By all available accounts, no ship with armed guards was ever successfully hijacked during the Somali piracy era. The combination of BMP compliance, naval presence from EU NAVFOR Atalanta and NATO Ocean Shield, and the deterrent effect of armed security teams broke the business model. Piracy collapsed after 2012. The Indian Ocean High Risk Area designation was lifted in January 2023.

The Gulf of Guinea then demonstrated that the human-centric model was the model, not just one option among many. West African piracy operates on a different economics: not ship-and-crew ransoms held for months, but kidnap-for-ransom targeting the two to six most valuable crew members, typically the master and chief engineer, held ashore in the Niger Delta for three to eight weeks at $30,000 to $100,000 per group. In 2020, the Gulf of Guinea accounted for over 95% of maritime kidnappings globally. By 2021, it accounted for 100%.

Different geography, different tactics, identical logic. Crew are the target because crew have ransom value. Armed guards, citadels, naval escorts, emergency satellite communications: everything the maritime security industry built assumes humans aboard who need protecting, rescuing, or ransoming.

Remove the crew and the entire architecture has nothing to protect.

On the night of August 29, 2022, the IRGCN support ship Shahid Baziar was observed towing a US Navy Saildrone Explorer unmanned surface vessel through the central Persian Gulf. USS Thunderbolt and an MH-60S helicopter responded. After four hours, the Iranians cut the tow line and departed.

Three days later, Iranian Navy frigate IRIS Jamaran seized two more Saildrone Explorers in the Red Sea. Iranian sailors initially concealed the drones under tarps and denied holding them. US destroyers USS Nitze and USS Delbert D. Black arrived, established radio contact, and negotiated the return. The Saildrones were released approximately 20 hours after seizure. Iranian state television broadcast footage of crew pushing the vessels off the Jamaran’s deck.

Iran’s stated justification: the autonomous vessels posed a danger to safe navigation. A customary duty of mariners, they argued, is to remove hazards from shipping lanes. With no crew aboard, nobody could dispute the claim in the moment. With no master to hail, nobody could identify the vessel, confirm its status, or assert its rights.
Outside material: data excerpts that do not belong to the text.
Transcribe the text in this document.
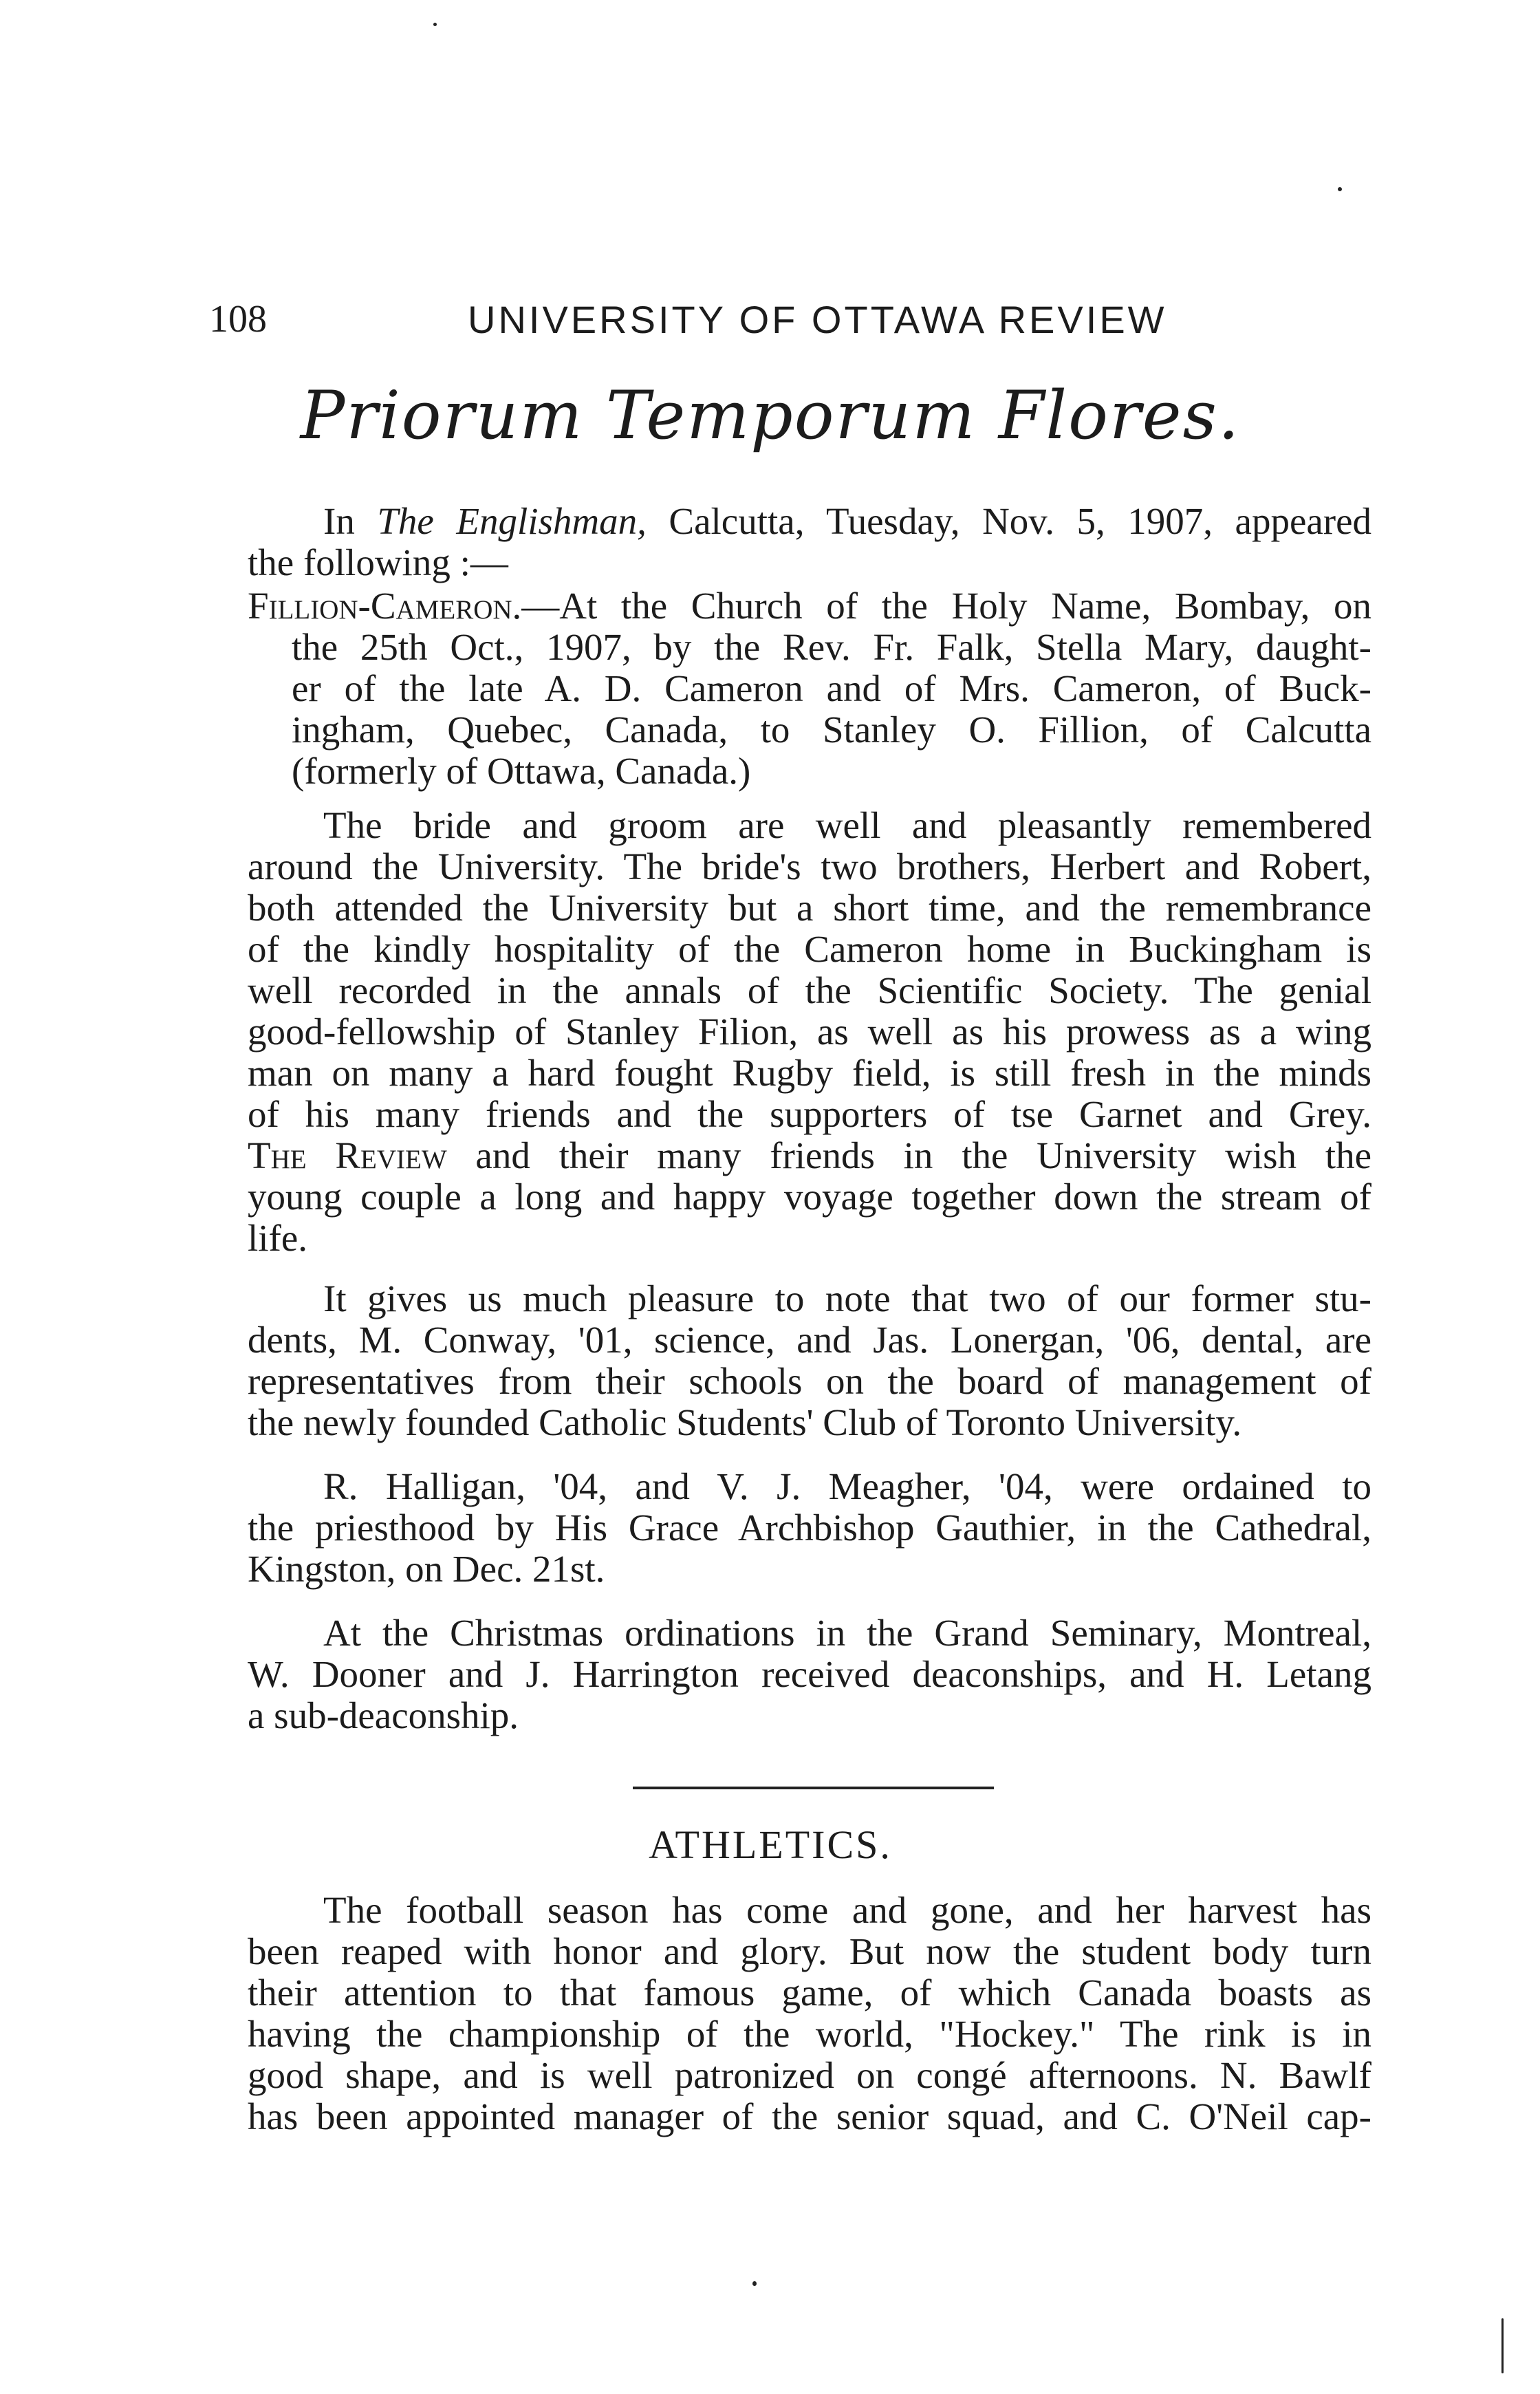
108	UNIVERSITY OF OTTAWA REVIEW
Priorum Temporum Flores.
In The Englishman, Calcutta, Tuesday, Nov. 5, 1907, appeared
the following :—
Fillion-Cameron.—At the Church of the Holy Name, Bombay, on
the 25th Oct., 1907, by the Rev. Fr. Falk, Stella Mary, daught-
er of the late A. D. Cameron and of Mrs. Cameron, of Buck-
ingham, Quebec, Canada, to Stanley O. Fillion, of Calcutta
(formerly of Ottawa, Canada.)
The bride and groom are well and pleasantly remembered
around the University. The bride's two brothers, Herbert and Robert,
both attended the University but a short time, and the remembrance
of the kindly hospitality of the Cameron home in Buckingham is
well recorded in the annals of the Scientific Society. The genial
good-fellowship of Stanley Filion, as well as his prowess as a wing
man on many a hard fought Rugby field, is still fresh in the minds
of his many friends and the supporters of tse Garnet and Grey.
The Review and their many friends in the University wish the
young couple a long and happy voyage together down the stream of
life.
It gives us much pleasure to note that two of our former stu-
dents, M. Conway, '01, science, and Jas. Lonergan, '06, dental, are
representatives from their schools on the board of management of
the newly founded Catholic Students' Club of Toronto University.
R. Halligan, '04, and V. J. Meagher, '04, were ordained to
the priesthood by His Grace Archbishop Gauthier, in the Cathedral,
Kingston, on Dec. 21st.
At the Christmas ordinations in the Grand Seminary, Montreal,
W. Dooner and J. Harrington received deaconships, and H. Letang
a sub-deaconship.
ATHLETICS.
The football season has come and gone, and her harvest has
been reaped with honor and glory. But now the student body turn
their attention to that famous game, of which Canada boasts as
having the championship of the world, "Hockey." The rink is in
good shape, and is well patronized on congé afternoons. N. Bawlf
has been appointed manager of the senior squad, and C. O'Neil cap-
The US Navy’s entire response depended on crewed destroyers arriving quickly enough to compel release through sheer proximity.

That response mechanism, sending a warship, is not available to commercial operators. It is not a scalable solution.

The Saildrone incidents were the clearest demonstration yet of what the new attack surface looks like. Remove the crew, and you remove the ransom leverage that defined Somali-era piracy. You also remove every layer of situational awareness, judgment, and resistance that stood between the vessel and those who would interfere with it.

Hormuz has been a GPS warfare zone for years. In 2019, the UK tanker Stena Impero was seized by Iran; analysts concluded GPS spoofing was likely involved in redirecting the vessel into Iranian waters, with US defence officials later confirming Iran had deployed GPS jammers on Abu Musa Island for exactly this purpose.

The 2025 to 2026 Hormuz crisis intensified this dramatically. GPS interference has affected thousands of vessels, with supertankers appearing to navigation systems to be circling over dry land. One commercial analytics provider, Windward, recorded more than 5,000 unique vessels experiencing GPS or AIS interference across a single quarter of 2025, with other datasets showing similar scale.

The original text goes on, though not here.